Extreme Home Makeover – For Sale

The Okvath family, recipients of an Extreme Home Makeover in 2005, have listed their mansion for $1.3 million. The 5,346 sq. ft. home is on a 1.07-acre lot, has 6 bedrooms, 5.5 baths, and a 3-car garage big enough for four cars and includes a home theater with seating for 12.

Unfortunately, it seems that it is growing more common for these Extreme Home Makeover houses to be foreclosed on, mortgaged to the hilt, or sold off to pay debts.  Many people, when presented with something for “free” don’t value it and tend to waste it.

Another problem for many of the recipients of Home Makeovers is the cost of upkeep.  Many of these new houses have high electricity bills, high taxes, and cost a lot to keep going.  Instead of building a $2m home that the new owners can’t afford to keep, perhaps ABC should focus on building smaller homes.

If they insist on building luxury homes (they do have to be Extreme don’t they?), they should be put them in a trust and provide for upkeep/taxes as part of the deal.
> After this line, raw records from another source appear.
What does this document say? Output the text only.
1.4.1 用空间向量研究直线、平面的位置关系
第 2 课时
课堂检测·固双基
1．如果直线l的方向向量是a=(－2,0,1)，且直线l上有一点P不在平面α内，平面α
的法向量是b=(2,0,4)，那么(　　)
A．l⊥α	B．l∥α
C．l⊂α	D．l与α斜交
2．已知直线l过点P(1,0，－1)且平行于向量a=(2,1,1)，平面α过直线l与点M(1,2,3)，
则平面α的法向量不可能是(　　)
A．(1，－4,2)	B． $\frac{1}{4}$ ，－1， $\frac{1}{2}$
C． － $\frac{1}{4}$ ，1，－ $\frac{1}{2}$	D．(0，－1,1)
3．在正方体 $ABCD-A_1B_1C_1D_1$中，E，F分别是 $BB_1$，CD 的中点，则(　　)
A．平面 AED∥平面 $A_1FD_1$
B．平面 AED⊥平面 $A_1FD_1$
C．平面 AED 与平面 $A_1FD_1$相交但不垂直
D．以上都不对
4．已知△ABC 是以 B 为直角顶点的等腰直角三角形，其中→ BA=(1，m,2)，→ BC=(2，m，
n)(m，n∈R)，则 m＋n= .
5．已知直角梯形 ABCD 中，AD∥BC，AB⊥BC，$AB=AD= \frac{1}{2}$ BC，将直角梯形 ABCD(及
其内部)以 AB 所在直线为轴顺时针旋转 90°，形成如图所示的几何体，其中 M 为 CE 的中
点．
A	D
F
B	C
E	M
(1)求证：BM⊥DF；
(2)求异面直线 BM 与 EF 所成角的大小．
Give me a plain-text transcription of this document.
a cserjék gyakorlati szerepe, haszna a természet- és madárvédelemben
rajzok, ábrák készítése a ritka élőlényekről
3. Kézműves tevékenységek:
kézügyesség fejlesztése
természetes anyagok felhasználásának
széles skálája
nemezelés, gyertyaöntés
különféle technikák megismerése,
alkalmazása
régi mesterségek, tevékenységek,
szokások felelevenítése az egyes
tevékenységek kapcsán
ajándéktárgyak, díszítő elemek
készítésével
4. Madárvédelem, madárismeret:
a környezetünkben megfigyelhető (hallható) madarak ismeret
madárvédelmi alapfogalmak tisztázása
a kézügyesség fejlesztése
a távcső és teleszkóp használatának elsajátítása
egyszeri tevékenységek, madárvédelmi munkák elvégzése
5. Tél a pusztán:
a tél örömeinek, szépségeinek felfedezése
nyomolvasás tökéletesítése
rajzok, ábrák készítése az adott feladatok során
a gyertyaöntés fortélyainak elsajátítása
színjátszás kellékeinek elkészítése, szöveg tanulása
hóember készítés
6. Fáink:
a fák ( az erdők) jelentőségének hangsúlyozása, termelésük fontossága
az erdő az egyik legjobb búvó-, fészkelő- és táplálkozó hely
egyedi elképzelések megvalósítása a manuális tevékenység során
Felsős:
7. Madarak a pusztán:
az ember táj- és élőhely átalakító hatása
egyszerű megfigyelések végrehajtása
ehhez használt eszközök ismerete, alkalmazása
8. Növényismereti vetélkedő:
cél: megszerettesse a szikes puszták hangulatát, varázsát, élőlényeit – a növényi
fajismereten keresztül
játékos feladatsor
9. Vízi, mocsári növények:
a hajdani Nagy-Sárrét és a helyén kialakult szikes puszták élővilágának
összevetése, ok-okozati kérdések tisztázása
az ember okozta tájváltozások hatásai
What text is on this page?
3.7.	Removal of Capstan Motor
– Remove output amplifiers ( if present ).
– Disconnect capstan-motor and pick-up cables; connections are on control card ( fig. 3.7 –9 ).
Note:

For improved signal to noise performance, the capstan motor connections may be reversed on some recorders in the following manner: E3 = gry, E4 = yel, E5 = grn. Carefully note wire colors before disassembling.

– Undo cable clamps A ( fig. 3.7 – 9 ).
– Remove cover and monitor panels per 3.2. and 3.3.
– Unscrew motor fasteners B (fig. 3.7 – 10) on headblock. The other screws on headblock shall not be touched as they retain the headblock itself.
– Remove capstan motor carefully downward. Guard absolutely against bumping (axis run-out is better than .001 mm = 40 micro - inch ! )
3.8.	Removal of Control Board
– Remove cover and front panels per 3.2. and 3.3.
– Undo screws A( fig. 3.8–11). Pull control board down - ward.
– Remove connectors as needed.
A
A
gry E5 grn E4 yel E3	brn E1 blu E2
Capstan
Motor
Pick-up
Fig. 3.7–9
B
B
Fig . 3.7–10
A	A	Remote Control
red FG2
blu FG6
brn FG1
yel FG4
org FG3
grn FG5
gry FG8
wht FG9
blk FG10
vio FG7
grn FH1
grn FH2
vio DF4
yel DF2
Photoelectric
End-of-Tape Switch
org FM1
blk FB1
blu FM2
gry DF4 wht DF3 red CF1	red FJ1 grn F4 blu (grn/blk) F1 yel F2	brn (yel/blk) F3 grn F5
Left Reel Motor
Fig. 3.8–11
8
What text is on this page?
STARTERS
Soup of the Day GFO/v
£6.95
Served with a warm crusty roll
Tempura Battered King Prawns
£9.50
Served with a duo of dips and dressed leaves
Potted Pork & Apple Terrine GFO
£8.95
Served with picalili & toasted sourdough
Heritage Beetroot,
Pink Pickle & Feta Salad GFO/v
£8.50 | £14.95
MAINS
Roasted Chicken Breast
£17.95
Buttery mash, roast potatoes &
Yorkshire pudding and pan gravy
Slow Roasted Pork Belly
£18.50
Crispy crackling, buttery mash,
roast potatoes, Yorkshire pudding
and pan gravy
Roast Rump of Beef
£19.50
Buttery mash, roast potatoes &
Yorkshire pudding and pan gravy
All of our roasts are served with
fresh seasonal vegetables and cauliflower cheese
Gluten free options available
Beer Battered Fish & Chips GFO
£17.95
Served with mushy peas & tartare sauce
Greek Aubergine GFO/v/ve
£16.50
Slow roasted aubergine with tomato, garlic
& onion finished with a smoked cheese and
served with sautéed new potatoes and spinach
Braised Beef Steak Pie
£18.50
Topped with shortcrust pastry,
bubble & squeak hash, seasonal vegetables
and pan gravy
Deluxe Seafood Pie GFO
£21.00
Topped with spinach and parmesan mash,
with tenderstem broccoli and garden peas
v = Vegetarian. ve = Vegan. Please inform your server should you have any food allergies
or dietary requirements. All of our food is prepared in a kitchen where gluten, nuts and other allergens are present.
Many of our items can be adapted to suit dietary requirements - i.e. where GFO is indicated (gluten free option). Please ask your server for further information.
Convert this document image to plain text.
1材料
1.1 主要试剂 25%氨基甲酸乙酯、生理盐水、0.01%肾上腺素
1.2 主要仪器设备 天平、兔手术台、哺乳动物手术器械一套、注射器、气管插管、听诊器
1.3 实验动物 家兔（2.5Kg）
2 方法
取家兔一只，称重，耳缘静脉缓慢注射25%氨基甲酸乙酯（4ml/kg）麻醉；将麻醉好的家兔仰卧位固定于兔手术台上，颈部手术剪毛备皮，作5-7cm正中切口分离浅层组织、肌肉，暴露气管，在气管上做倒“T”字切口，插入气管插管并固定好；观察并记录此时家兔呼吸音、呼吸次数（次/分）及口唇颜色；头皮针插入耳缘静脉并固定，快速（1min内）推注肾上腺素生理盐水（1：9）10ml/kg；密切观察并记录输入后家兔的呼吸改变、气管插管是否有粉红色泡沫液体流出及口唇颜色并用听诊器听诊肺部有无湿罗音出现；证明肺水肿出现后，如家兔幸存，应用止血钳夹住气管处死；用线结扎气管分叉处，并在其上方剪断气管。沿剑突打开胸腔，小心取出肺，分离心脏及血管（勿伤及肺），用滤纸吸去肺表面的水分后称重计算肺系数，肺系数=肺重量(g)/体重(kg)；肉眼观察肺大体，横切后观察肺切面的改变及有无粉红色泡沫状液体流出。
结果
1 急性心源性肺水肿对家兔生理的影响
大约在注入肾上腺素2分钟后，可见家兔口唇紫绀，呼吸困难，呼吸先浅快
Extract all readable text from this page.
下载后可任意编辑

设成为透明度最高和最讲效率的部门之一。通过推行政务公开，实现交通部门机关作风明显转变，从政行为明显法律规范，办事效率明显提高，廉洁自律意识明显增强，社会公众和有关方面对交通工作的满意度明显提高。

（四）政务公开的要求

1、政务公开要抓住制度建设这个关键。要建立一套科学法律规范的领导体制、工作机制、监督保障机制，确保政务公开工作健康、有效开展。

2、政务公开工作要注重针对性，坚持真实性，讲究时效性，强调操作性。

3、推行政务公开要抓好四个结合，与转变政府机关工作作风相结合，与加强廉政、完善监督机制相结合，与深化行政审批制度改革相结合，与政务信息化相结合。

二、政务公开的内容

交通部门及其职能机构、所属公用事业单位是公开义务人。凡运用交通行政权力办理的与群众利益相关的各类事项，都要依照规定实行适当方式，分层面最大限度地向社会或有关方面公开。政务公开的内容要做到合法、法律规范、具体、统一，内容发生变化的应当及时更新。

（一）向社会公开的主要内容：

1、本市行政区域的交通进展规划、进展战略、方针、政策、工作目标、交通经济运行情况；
More info from AZ Republic, WSJ Blog, ABC15.

Extreme Makeover Foreclosures – Why a free house isn’t good

It’s basic human psychology that if something is free, we tend to value it much less.  Take for example the rash of foreclosures on homes from the show “Extreme Makeover, Home Edition“.

Most of the people who participate in the show receive a brand new, high-end home that is mortgage free.

The problem is, many of the people who should be grateful for the opportunity to get back on their feet and own their home free and clear – instead act as though they’ve won the lottery and immediately take out a home equity loan to get at the cash in the property.


Just a few of the Extreme Home Makeover foreclosure cases are in Atlanta (’08), Atlanta (’09), Idaho, Michigan, and Oregon.

This is a prime example of why “Foreclosure Bailouts” don’t work.  When people get “bailed out” they rarely value the help they’ve been given and tend to make the same mistakes over and over.  Case in point are the statistics on the re-default rates for loan modifications.  In a study by the Office of Thrift Supervision, over 55% of modified loans were back in default after 6 months.

If the government artificially props up housing prices by repricing loans and allowing “cram downs” they will just prolong the problem and we’ll still be dealing with unstable home prices 3 years from now.